From the Vancouver Sun link:

"Yet, arguably, the newspaper industry, or at least the news-gathering business, is just as fundamental to the North American way of life, to democracy and to government accountability.

Surely the time is ripe for a national discussion about how the news industry should be transitioning in view of falling ad revenues and the growing relevance of so-called new media. Because new media feed off old media, once newspapers are gone, their offerings -- from which the Internet feeds -- will also be gone. Blogging and twittering are poor substitutes for measured editorials and solid news reporting.

Quite simply, for society's own good, it's imperative a way be found to enable traditional news gathering to again become profitable, whether the resulting column inches ultimately are delivered on newsprint or the web."


These days, "thoughtful writers" are re-discovering (in the spirit of survival) the ideas that appeared with the liberal revolutions . The "liberal" part is certainly being challenged today, but democracy survives as a goal. To quote someone paraphrasing Tommy Jefferson:A press that is free to investigate and criticize the government is absolutely essential in a nation that practices self-government and is therefore dependent on an educated and enlightened citizenry.
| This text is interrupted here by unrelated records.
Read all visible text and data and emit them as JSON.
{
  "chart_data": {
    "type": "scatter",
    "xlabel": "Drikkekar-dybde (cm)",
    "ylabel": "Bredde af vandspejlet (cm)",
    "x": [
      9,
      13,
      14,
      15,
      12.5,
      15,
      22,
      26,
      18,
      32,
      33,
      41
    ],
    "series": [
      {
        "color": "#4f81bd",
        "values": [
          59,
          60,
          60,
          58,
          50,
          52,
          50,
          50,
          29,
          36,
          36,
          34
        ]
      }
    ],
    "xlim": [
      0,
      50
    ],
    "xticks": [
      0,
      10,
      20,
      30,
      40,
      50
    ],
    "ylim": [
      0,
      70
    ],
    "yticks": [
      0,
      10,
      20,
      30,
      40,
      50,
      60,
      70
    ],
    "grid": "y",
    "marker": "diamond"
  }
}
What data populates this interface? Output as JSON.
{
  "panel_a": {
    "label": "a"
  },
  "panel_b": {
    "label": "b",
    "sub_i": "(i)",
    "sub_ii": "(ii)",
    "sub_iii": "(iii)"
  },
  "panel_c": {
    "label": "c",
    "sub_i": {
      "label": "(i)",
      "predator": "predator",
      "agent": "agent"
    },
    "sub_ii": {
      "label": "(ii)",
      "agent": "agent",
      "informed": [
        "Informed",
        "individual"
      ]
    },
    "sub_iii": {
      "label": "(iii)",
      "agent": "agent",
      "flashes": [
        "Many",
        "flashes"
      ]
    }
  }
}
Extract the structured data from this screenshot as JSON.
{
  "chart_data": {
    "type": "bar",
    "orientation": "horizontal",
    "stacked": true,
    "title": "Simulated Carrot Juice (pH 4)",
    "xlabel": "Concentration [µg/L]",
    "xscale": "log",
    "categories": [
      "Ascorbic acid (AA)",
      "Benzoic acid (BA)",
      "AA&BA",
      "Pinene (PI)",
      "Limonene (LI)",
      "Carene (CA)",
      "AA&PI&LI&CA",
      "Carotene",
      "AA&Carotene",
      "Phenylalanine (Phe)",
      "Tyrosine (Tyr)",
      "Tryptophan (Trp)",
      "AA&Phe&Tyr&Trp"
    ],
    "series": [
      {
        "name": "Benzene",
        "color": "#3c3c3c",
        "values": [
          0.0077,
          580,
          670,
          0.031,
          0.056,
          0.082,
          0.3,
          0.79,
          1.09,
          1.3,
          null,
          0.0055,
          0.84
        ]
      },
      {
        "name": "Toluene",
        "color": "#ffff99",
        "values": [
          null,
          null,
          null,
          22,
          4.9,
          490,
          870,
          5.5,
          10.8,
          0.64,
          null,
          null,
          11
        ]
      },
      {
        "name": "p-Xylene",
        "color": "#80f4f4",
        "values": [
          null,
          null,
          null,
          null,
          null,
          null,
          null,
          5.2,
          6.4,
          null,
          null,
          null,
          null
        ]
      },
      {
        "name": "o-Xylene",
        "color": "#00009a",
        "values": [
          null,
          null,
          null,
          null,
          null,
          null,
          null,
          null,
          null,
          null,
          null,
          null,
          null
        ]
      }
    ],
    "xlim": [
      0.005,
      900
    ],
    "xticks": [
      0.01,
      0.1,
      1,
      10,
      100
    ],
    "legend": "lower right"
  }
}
The above quotation makes a pretty good case for the survival of employed news gatherers  . In the city of Cambridge, ON, the Cambridge Times, published three times a week, survives on inch-thick advertising inserts stuffed into its Thursday and Friday editions. It is one of the profitable offshoots of Torstar, and will survive as long as Canadian Tire remains a profitable entity.

The Times is the only "news"paper delivered to all houses. Out in the burbs, not more than 1 in 30 houses receives a Waterloo Region Record (another Torstar product) a Globe and Mail or a Toronto Star.

The Times is responsible for the re-election of conservatives, Gerry Martiniuk MPP since 1995, and more recently a chiropractor, Gary Goodyear, MP, former chair of the notorious ethics committee and now minister of technology.

The need for a new means of gathering and distributing the news is more obvious here in Cambridge, a place of disappearing industry, than perhaps anywhere else in the country. But where do we come by Jefferson's  "educated and enlightened citizenry", those who would demand (and pay for) something more meaningful to the democratic spirit of the riding than the Cambridge Times?


Windsor is the same. Canewst has one paper which proudly(use to) boast about it's 85% readership....real tough when we have not much for local radio, it's mostly directed to detroit including traffic for them and weather in fehrehnheit. CBC is pared to the bone and A channel is getting axed. We don't have any other canadian broadcaster, no global, ctv etc...we are to far from civilization(ie south of london) There are no other paperst that are delivered except one a week papers from small municipalities.They also offered me a free sub as they have lost a lot of customers and adverts....good buy pro conservative windsor star don't let the door hit you on the ass on the way out. Wouldn't want a shit stain left on it.